Ganes – das sind Feen aus der ladinischen Mythologie und so verzauberten auch diese drei ganz realen Feen an diesen Abend die Gäste, mal sensibel behutsam, dann wieder kess und voller praller Lebensfreude mit ihrem neuesten Programm «Caprize» (Launen) in der Laufenburger Stadthalle. «Caprize» ist das vierte und neueste Album des Ensembles.

Singend, nachdenklich, fröhlich und tanzend erzählten sie Geschichten über Liebe, Sehnsucht, Geborgenheit, Tod und die ganz grossen, recht unberechenbaren Gefühle. Hauchend, fast sphärisch entführten sie in eine kalte Schneelandschaft, unter der Tod seinen Frieden findet, versöhnlich untermalt von filigranen Violinen. Sie tauchten ab in eine geheimnisvolle, gurgelnde Unterwasserwelt, aus deren Tiefen die Traurigkeit an der Oberfläche nicht mehr wahrgenommen wird.

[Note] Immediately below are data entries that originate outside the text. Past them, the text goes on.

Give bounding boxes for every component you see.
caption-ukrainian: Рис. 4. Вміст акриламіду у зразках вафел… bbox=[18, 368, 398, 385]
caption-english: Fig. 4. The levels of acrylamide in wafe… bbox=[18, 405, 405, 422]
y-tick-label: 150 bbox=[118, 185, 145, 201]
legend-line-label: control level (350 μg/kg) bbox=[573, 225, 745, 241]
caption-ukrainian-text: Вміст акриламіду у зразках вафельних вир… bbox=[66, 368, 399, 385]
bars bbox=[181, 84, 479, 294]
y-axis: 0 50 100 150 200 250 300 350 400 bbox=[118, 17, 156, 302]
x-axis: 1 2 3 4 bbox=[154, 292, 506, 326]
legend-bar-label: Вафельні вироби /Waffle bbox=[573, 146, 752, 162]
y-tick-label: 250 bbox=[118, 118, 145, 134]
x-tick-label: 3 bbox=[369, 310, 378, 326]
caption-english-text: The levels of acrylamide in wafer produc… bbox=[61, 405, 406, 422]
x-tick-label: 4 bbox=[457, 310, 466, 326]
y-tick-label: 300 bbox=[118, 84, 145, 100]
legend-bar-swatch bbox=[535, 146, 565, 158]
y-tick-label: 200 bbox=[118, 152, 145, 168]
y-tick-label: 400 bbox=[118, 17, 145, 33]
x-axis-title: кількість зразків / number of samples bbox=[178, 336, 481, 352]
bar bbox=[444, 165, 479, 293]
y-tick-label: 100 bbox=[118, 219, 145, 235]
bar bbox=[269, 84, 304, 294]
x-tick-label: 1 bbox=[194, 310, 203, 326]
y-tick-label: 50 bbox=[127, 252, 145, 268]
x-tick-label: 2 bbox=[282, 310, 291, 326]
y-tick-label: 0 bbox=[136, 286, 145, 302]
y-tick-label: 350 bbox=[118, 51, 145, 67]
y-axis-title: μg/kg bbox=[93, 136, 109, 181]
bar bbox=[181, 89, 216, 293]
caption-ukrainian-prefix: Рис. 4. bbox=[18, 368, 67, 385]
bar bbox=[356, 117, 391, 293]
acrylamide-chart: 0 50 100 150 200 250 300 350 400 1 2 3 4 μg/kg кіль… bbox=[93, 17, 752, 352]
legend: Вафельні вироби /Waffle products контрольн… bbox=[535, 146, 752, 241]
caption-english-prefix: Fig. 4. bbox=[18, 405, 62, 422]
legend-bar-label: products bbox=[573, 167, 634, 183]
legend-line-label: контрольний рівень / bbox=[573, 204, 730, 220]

Über Höhen und Tiefen der Liebe

Mit ihrem Sologesang und einem innigen Schlaflied berührte Elisabeth Schuen das Publikum, unbeschwert keck flirteten sie danach mit Alessandro Trebo am Keyboard und dem Publikum.

Und wie sollte es für diese schönen Frauen anders sein, wussten sie bestens Bescheid über Höhen und Tiefen der Liebe, beschrieben nicht ganz ernst zu nehmen einen Weltuntergang, in den sie temperamentvoll rhythmisch und augenzwinkernd hineintanzten. Sie holten märchenhafte Fabelwesen aus einem untergegangenen Königreich auf die Bühne, liessen in betörend schönem Harmoniegesang das Echo der Berge erklingen.

Ein Jodel zum Schluss

Charmant und mitreissend legten sie einen fetzigen Rock ’n’ Roll hin, in atemberaubenden Tempo spielten sie herrliche Zigeunermelodien, beeindruckten mit ihrer konzertanten Zugabe. Humorvoll jodelnd verabschiedeten sich die drei international agierenden Künstlerinnen schliesslich von der Bühne.